Morningstar Inc. has signed a 10-year, 30,000-square-foot lease at 4 World Trade Center and will move to its new 48th-floor space in mid-2015, Silverstein Properties announced Thursday.

“We conducted an extensive search, and we love the building’s design,” Joe Mansueto, chairman and CEO of Morningstar, said in a release. “Moving Downtown allows us to double our capacity for staff in New York.”

The provider of independent investment research will be relocating from 1065 Sixth Ave., where it has 7,500 square feet, and will almost triple its office space in the move, according to Crain’s New York Business.

Lease negotiations for Morningstar were handled by a CBRE team headed by Michael Liss. Jeremy Moss, director of World Trade Center leasing for Silverstein, led the negotiations from the landlord’s side, together with the CBRE agency team including Steve Siegel, Mary Ann Tighe, Adam Foster, Steve Eynon, Evan Haskell, Ken Meyerson and David Caperna.

With this lease, 4 WTC is more than 60 percent leased, Moss told Commercial Property Executive.

As reported by CPE in late July, MediaMath signed a 15-year lease for 106,000 square feet on the 44th through 46th floors at 4 WTC. The tech company will consolidate more than 300 employees from three Midtown locations when it moves early next year.
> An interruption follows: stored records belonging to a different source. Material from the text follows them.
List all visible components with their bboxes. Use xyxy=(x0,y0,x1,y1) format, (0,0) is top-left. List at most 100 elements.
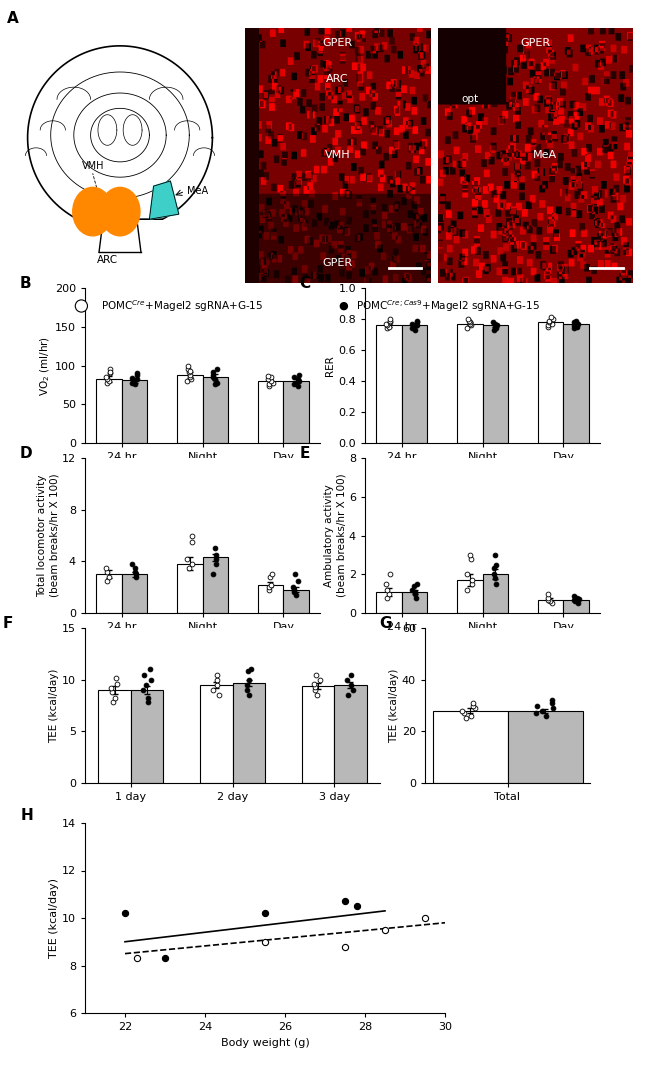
Point xyxy=(410,585,421,602)
Point xyxy=(127,370,137,387)
Point xyxy=(541,707,552,724)
Point xyxy=(263,367,274,384)
Point xyxy=(310,681,320,698)
Point xyxy=(103,568,114,585)
Point xyxy=(160,949,170,967)
Point xyxy=(210,539,220,556)
Point xyxy=(570,593,580,610)
Point xyxy=(292,377,303,394)
Point xyxy=(289,368,299,386)
Point xyxy=(342,671,352,688)
Bar xyxy=(177,375,203,443)
Text: ●: ● xyxy=(338,301,348,311)
Text: F: F xyxy=(3,615,13,630)
Bar xyxy=(302,686,334,783)
Point xyxy=(465,315,475,332)
Point xyxy=(101,563,112,580)
Point xyxy=(491,556,501,574)
Text: ARC: ARC xyxy=(97,255,118,265)
Point xyxy=(209,376,220,393)
Point xyxy=(410,321,420,339)
Point xyxy=(465,316,476,333)
Point xyxy=(263,371,273,388)
Text: D: D xyxy=(20,445,32,460)
Y-axis label: VO$_2$ (ml/hr): VO$_2$ (ml/hr) xyxy=(38,335,52,395)
Point xyxy=(489,318,500,335)
Point xyxy=(242,663,253,680)
Point xyxy=(187,527,197,544)
Point xyxy=(537,702,547,719)
Point xyxy=(181,550,192,567)
Point xyxy=(132,371,142,388)
Point xyxy=(544,314,554,331)
Text: POMC$^{Cre}$+Magel2 sgRNA+G-15: POMC$^{Cre}$+Magel2 sgRNA+G-15 xyxy=(101,298,263,314)
Point xyxy=(266,373,276,390)
Point xyxy=(260,905,270,922)
Point xyxy=(489,315,500,332)
Point xyxy=(531,705,541,722)
Point xyxy=(210,371,220,388)
Point xyxy=(112,675,122,692)
Point xyxy=(346,666,356,684)
Point xyxy=(384,312,395,329)
Point xyxy=(470,700,480,717)
Bar xyxy=(456,580,482,613)
Text: A: A xyxy=(6,11,18,26)
Point xyxy=(212,666,222,684)
Point xyxy=(267,566,278,583)
Point xyxy=(382,581,392,598)
Bar xyxy=(564,324,590,443)
Point xyxy=(467,576,477,593)
Bar xyxy=(538,323,564,443)
Point xyxy=(142,690,153,707)
Point xyxy=(547,311,558,328)
Bar xyxy=(122,380,148,443)
Text: MeA: MeA xyxy=(533,151,557,160)
Point xyxy=(463,311,473,328)
Point xyxy=(490,569,501,586)
Point xyxy=(211,547,221,564)
Point xyxy=(214,687,224,704)
Bar xyxy=(177,564,203,613)
Point xyxy=(289,581,299,598)
Point xyxy=(213,676,223,693)
Point xyxy=(293,371,304,388)
Point xyxy=(543,592,553,609)
Point xyxy=(212,374,222,391)
Point xyxy=(266,576,276,593)
Point xyxy=(462,581,472,598)
Point xyxy=(406,319,417,336)
Point xyxy=(547,692,557,709)
Point xyxy=(384,318,394,335)
Text: GPER: GPER xyxy=(322,257,352,268)
Point xyxy=(343,687,353,704)
Bar xyxy=(257,584,283,613)
Point xyxy=(102,374,112,391)
Bar xyxy=(203,557,228,613)
Point xyxy=(294,366,305,383)
Point xyxy=(263,376,274,393)
Point xyxy=(340,938,350,955)
Text: VMH: VMH xyxy=(81,161,104,171)
X-axis label: Body weight (g): Body weight (g) xyxy=(220,1038,309,1048)
Point xyxy=(546,309,556,326)
Point xyxy=(489,547,500,564)
Point xyxy=(489,560,499,577)
Point xyxy=(569,314,579,331)
Point xyxy=(569,592,580,609)
Bar xyxy=(98,690,131,783)
Y-axis label: Ambulatory activity
(beam breaks/hr X 100): Ambulatory activity (beam breaks/hr X 10… xyxy=(324,474,346,597)
Point xyxy=(461,710,471,727)
Point xyxy=(130,376,140,393)
Y-axis label: RER: RER xyxy=(326,356,335,376)
Point xyxy=(183,357,194,374)
Point xyxy=(207,566,218,583)
Point xyxy=(543,588,553,606)
Point xyxy=(207,681,218,698)
Point xyxy=(573,591,584,608)
Text: POMC$^{Cre;Cas9}$+Magel2 sgRNA+G-15: POMC$^{Cre;Cas9}$+Magel2 sgRNA+G-15 xyxy=(356,298,540,314)
Point xyxy=(243,687,254,704)
Text: GPER: GPER xyxy=(322,38,352,48)
Point xyxy=(412,576,423,593)
Point xyxy=(408,578,419,595)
MediaMatch was the first private-sector tenant at 4 WTC. Earlier tenants include the Port Authority of New York & New Jersey (520,000 square feet) and the City of New York (600,000 square feet).

The LEED Gold building was designed by Pritzker Prize–winning architect Fumihiko Maki and contains 2.3 million square feet office space spread over 56 office floors. Next year will see the opening of 400,000 square feet of destination retail, in tandem with the World Trade Center Transit Hub, which will connect PATH trains and 11 subway lines.